Port Authority police officers are required to follow "extremely strict guidelines for use of force" established by both New York and New Jersey's attorneys general, says P.A. police spokesman Al Della Fave.
The investigation as regards Brenneck will be to determine whether he met those guidelines, Della Fave says.
"All Port Authority officers receive extensive training in those guidelines during their pre-service training period," says Della Fave. "They must demonstrate a clear understanding of those guidelines or suffer dismissal from the academy. That training continues throughout their career in regular in-services and during pistol requalification sessions."
Still, the response to a charging dog will vary by officer, says a veteran NYPD source.
"Those are situations that are just completely unpredictable. The officer doesn't have any time to assess it," the source said. "When one officer might be fearful of a dog, another officer may not be."
And often, the breed of the dog matters. In the three cases on the Island so far this year, two involved pit bulls that had already attacked someone, according to police.
"The majority of the dogs that are being shot are pit bulls," says Dr. Randall Lockwood, the senior vice president for forensic sciences and anti-cruelty projects for the ASPCA. "Pit bulls are more of a problem, or police are more inclined to shoot pit bulls first and ask questions later."
The ASPCA runs training classes for several police agencies, including the NYPD's Police Academy, and those classes teach officers to go for their guns only as a last resort.
"We actually do recommend a use-of-force continuum," Lockwood said.
An officer should first read the dog's body language -- they can be trained to do so -- to determine whether the animal is attacking, posturing or simply playing.
"The first step is to more accurately assess the dog's actions," Lockwood says.
That, even though officers regularly say that dog encounters happen too fast to react with anything other than deadly force, Lockwood says
If the dog is a threat, sometimes the officer can defuse the situation by making himself or herself appear larger, he says, or by giving a basic command like "sit."
"It's like telling a suspect to stop," Lockwood says.
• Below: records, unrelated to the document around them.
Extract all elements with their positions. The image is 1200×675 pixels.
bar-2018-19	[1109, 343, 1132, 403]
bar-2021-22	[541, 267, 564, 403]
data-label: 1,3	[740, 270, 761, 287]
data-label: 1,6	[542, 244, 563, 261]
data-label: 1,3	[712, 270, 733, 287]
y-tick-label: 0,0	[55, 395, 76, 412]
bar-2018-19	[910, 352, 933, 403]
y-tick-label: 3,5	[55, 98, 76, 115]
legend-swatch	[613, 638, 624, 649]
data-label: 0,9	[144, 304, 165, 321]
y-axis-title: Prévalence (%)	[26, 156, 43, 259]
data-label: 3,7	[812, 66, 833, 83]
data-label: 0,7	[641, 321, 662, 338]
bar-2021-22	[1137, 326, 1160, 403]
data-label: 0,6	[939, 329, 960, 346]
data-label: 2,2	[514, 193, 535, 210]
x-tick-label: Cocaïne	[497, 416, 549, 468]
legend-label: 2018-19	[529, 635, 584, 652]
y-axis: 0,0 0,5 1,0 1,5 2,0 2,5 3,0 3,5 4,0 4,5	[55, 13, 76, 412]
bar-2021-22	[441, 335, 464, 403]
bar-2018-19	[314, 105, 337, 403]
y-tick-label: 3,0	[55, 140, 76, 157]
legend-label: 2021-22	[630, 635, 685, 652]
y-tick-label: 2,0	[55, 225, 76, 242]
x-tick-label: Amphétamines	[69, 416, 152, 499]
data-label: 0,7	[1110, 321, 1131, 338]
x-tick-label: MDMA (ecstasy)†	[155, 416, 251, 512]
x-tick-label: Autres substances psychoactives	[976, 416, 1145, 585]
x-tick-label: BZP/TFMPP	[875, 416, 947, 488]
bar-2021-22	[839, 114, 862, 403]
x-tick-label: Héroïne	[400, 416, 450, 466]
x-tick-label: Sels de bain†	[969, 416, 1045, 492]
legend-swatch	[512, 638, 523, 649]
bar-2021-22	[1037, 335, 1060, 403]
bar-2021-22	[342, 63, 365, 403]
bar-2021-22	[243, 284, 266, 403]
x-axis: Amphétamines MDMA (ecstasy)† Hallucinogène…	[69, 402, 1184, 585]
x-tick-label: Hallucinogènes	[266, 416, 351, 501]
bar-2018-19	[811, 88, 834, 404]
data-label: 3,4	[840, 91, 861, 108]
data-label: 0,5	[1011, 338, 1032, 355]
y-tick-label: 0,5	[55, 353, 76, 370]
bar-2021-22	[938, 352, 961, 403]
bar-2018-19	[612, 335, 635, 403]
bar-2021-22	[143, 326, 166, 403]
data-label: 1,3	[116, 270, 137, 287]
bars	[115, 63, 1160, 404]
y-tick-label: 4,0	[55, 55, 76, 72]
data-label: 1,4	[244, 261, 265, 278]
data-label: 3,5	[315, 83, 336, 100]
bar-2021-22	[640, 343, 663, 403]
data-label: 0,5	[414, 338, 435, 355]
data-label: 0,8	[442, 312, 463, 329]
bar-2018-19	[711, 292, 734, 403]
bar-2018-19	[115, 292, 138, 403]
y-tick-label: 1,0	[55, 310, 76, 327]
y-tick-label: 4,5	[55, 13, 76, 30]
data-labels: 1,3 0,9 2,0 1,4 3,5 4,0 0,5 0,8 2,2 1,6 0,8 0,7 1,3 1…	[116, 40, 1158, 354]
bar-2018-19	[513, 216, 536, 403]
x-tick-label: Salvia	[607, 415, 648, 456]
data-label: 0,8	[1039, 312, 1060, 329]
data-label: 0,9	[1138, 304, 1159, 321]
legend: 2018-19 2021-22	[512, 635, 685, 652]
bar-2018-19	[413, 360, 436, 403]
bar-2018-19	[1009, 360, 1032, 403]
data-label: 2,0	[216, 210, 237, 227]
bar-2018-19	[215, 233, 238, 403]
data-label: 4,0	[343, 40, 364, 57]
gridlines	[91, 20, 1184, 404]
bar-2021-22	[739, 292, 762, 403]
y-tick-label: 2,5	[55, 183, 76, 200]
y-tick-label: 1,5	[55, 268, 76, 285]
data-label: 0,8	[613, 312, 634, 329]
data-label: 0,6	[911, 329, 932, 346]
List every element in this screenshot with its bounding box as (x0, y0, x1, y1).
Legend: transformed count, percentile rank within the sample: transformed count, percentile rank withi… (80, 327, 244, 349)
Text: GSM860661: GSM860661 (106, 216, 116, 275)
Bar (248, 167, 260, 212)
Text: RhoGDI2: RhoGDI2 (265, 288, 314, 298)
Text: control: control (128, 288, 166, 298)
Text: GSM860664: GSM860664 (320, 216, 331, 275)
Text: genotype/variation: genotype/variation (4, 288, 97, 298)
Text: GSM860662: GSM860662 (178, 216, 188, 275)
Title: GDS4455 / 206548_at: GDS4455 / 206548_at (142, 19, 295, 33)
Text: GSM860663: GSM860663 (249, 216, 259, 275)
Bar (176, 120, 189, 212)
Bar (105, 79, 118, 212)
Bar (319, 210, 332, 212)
If that doesn't work, the next stop on the continuum is to use a collapsible baton, or a flashlight -- it gives the dog something else to focus on. In some cases, Lockwood says, "the simple act of snapping open a baton and extending a baton makes the dog back off." It makes the officer look bigger and more intimidating, he says.
The next step is using a chemical deterrent -- although tear gas doesn't work on dogs, pepper spray can get the job done, Lockwood says. "Pepper spray does work on dogs, although some officers are taught that it doesn't," he says.
Still, Lockwood says, "We do recognize there are situations where dogs are being used as offensive weapons."
Firing a gun should be the last option that a police officer employs against an animal, says one source, a former NYPD officer who now trains police on handling dogs.
"In an urban environment, discharging a firearm can have severe consequences," the retired officer says. "A dog is not a big target. ... In a confined space, a dog, even a big dog, is a small target."
Last January, in a Bronx alley, two narcotics detectives were injured by a ricochet after a third detective shot a charging pit bull -- the bullet passed through the dog's paw and bounced off a wall.
A similar incident happened in July 2009, when three officers opened fire on a pit bull that charged them inside an Upper East Side housing project. All three ended up wounded by ricocheting bullet fragments and flying pieces of the walls and floor.
And in 2007, a police officer in Oklahoma opened fire on a snake in a tree, only to hit and kill a 5-year-old boy at a pond nearby.
Sometimes, the retired officer says, an item like a handy garbage can serve as a quick-and-easy barrier between an officer and a dog, adding: "Firearms should be the last resort."